About Freeman Beef Genetics
About Us
Freeman Beef Genetics has a deep root in the Great Plains. Ralph Freeman was born on the Matodor ranch in Texas in 1924. His parents ended up near the fertile elk creek bottom between Hobart and Sentinel Oklahoma. This elk creek bottom and the dry hills around it are where Ralph grew up before heading off to WW2.
Upon his return from Germany he married Maurine Hopkins and together they raised 4 children near Sentinel Oklahoma. Their boy Charles Ralph Freeman, DVM grew up on a cotton plow in the same area as his father and grew to dislike cotton farming and this strengthened his desire for animal agriculture and gave him a desire to go to veterinary school at Oklahoma State University. Charles graduated from veterinary school and returned to SW Oklahoma to practice veterinary medicine in 1973.
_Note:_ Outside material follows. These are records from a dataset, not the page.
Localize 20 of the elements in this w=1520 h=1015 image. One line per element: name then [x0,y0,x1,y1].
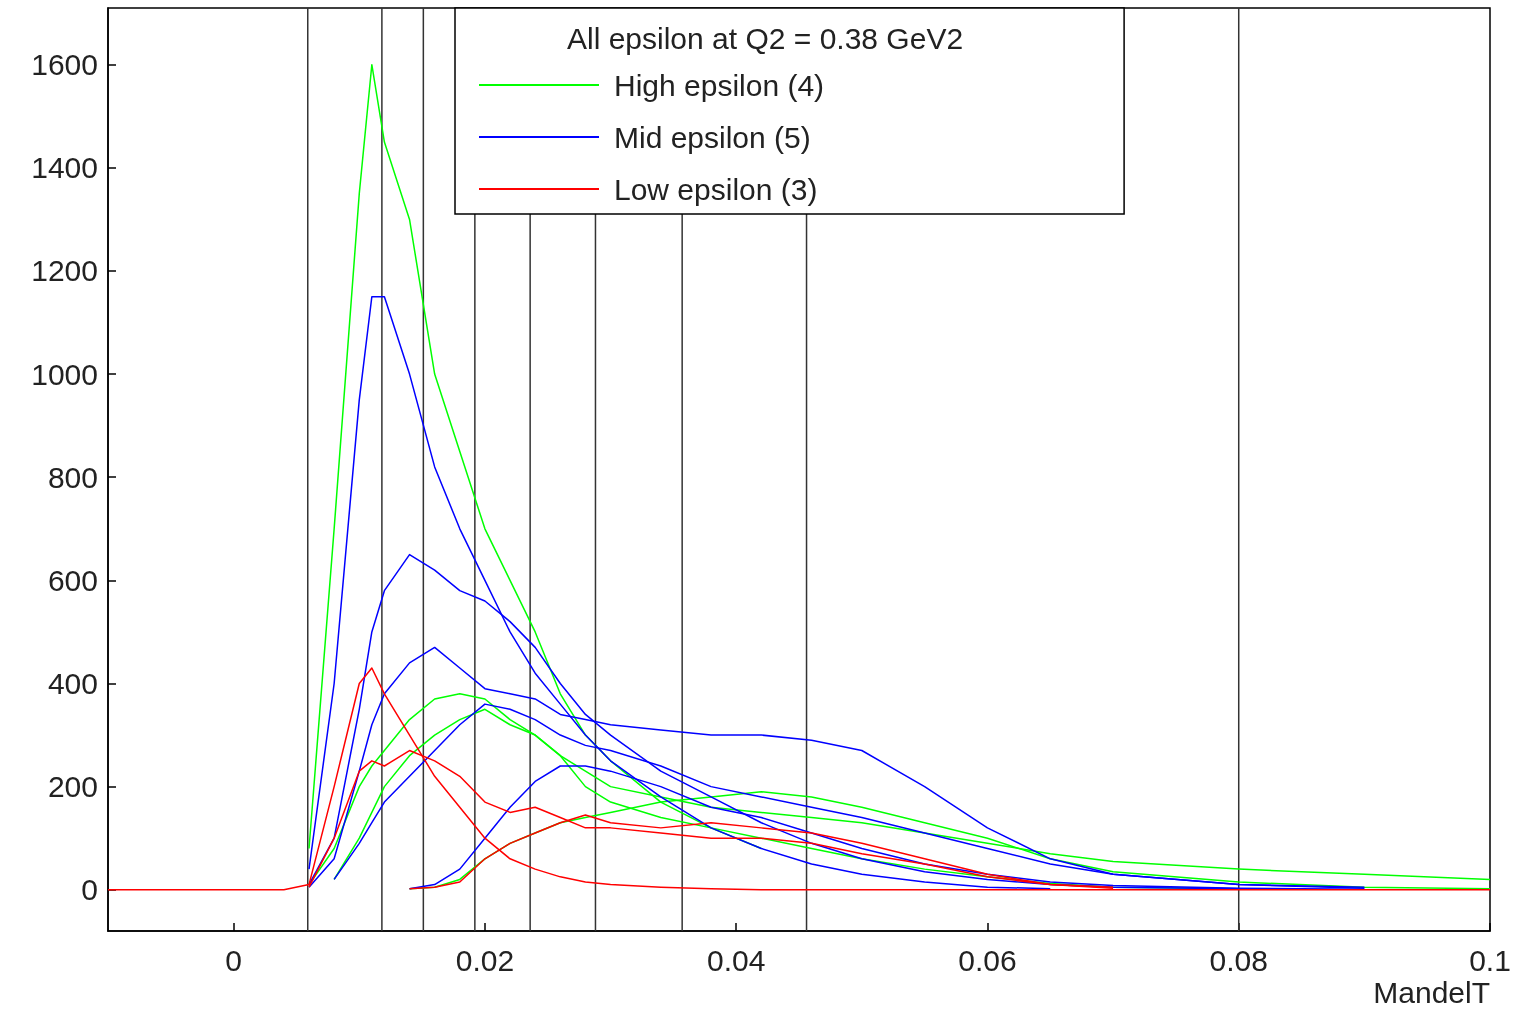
y-tick-label: 0 [81,873,98,907]
legend-title: All epsilon at Q2 = 0.38 GeV2 [567,21,964,55]
legend-label: Mid epsilon (5) [614,120,811,154]
x-tick-label: 0.1 [1469,943,1511,977]
y-tick-label: 800 [47,460,98,494]
y-tick-label: 1200 [31,254,98,288]
x-tick-label: 0 [225,943,242,977]
y-tick-label: 1000 [31,357,98,391]
legend-label: High epsilon (4) [614,68,825,102]
legend-label: Low epsilon (3) [614,172,818,206]
y-tick-label: 600 [47,563,98,597]
x-tick-label: 0.04 [706,943,766,977]
y-tick-label: 400 [47,666,98,700]
x-tick-label: 0.02 [455,943,515,977]
x-axis-title: MandelT [1373,975,1490,1009]
y-tick-label: 1400 [31,151,98,185]
x-tick-label: 0.08 [1209,943,1268,977]
y-tick-label: 200 [47,770,98,804]
y-tick-label: 1600 [31,48,98,82]
x-tick-label: 0.06 [958,943,1017,977]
Charles and Betty Freeman raised their 5 children, CR, Valerie, Andrea, Melody, and Joe Max in Hobart, Oklahoma. CR the oldest son of Charles and Betty Freeman founded premium Beef Feeders and currently feeds natural cattle and farms alfalfa, cereal grains, and other forages in the same elk creek bottoms that his grandfather was raised in. Joe Max and Meghan Freeman returned to southwest Oklahoma following veterinary school in 2010, and began raising their family in the same region Joe Max grew up. Joe Max currently practices veterinary medicine and raises registered red and black angus cattle.
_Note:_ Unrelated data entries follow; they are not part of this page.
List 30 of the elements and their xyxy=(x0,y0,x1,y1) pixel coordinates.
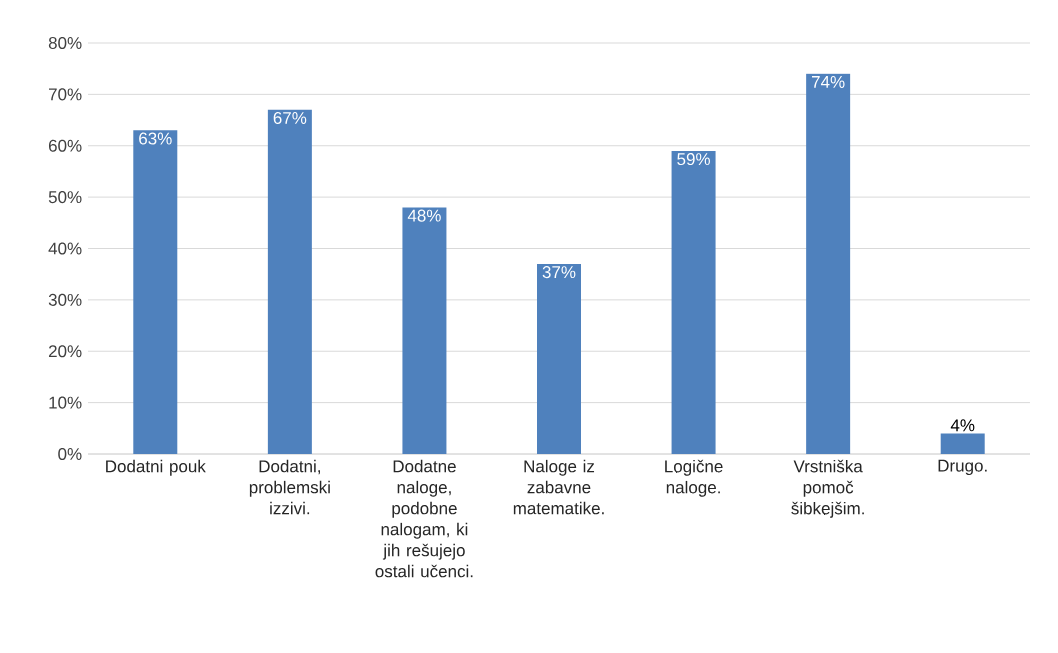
x-tick-label: Dodatni, problemski izzivi. xyxy=(249,459,330,515)
y-tick-label: 10% xyxy=(49,396,82,409)
bar xyxy=(537,263,581,454)
data-label: 48% xyxy=(407,209,441,222)
bar xyxy=(940,433,985,454)
x-tick-label: Naloge iz zabavne matematike. xyxy=(513,459,604,515)
y-tick-label: 80% xyxy=(48,36,82,50)
bar xyxy=(806,73,851,454)
y-tick-label: 50% xyxy=(48,191,82,204)
y-tick-label: 70% xyxy=(49,88,82,101)
y-tick-label: 30% xyxy=(48,293,82,306)
x-tick-label: Dodatni pouk xyxy=(106,459,206,476)
x-tick-label: Dodatne naloge, podobne nalogam, ki jih rešujejo ostali učenci. xyxy=(375,459,473,578)
x-tick-label: Vrstniška pomoč šibkejšim. xyxy=(791,459,864,518)
bar xyxy=(133,130,178,454)
y-tick-label: 20% xyxy=(48,345,82,358)
bar xyxy=(671,150,716,454)
data-label: 63% xyxy=(139,132,172,145)
data-label: 4% xyxy=(950,419,975,432)
y-tick-label: 60% xyxy=(48,139,82,152)
data-label: 37% xyxy=(542,266,576,279)
x-tick-label: Drugo. xyxy=(938,459,987,476)
bar xyxy=(267,109,312,454)
data-label: 67% xyxy=(273,111,307,125)
y-tick-label: 0% xyxy=(58,447,82,461)
y-tick-label: 40% xyxy=(48,242,82,255)
data-label: 74% xyxy=(812,76,845,88)
x-tick-label: Logične naloge. xyxy=(665,459,723,497)
bar xyxy=(402,207,447,454)
data-label: 59% xyxy=(677,153,710,166)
Our family has always had one constant in western Oklahoma agriculture and that is the production of beef cattle. We raise what we think are the most efficient and highest quality red and black angus cattle we can produce. We focus on several traits that we believe are integral in success and profitability of a beef cattle herd.
Number one is disposition, if an animal within our herd has a bad disposition they are culled. Cattle with bad attitudes are a safety hazard for ourselves, our employees, and our customers. Number two is reproductive efficiency. We strive to have cows that will settle to either AI or natural service within their first 2 estrus cycles that breeding is attempted. Third we focus on soundness of our cattle. We believe foot structure and flexibility is key. Fourth we love phenotype. EPDs are good tools, but only as good as the data returned to the breed association, and we still have to look at the cattle in the pasture.
We believe that phenotype trumps EPD in most instances, and true cattlemen still will find those cattle that are calm, efficient, and structurally sound.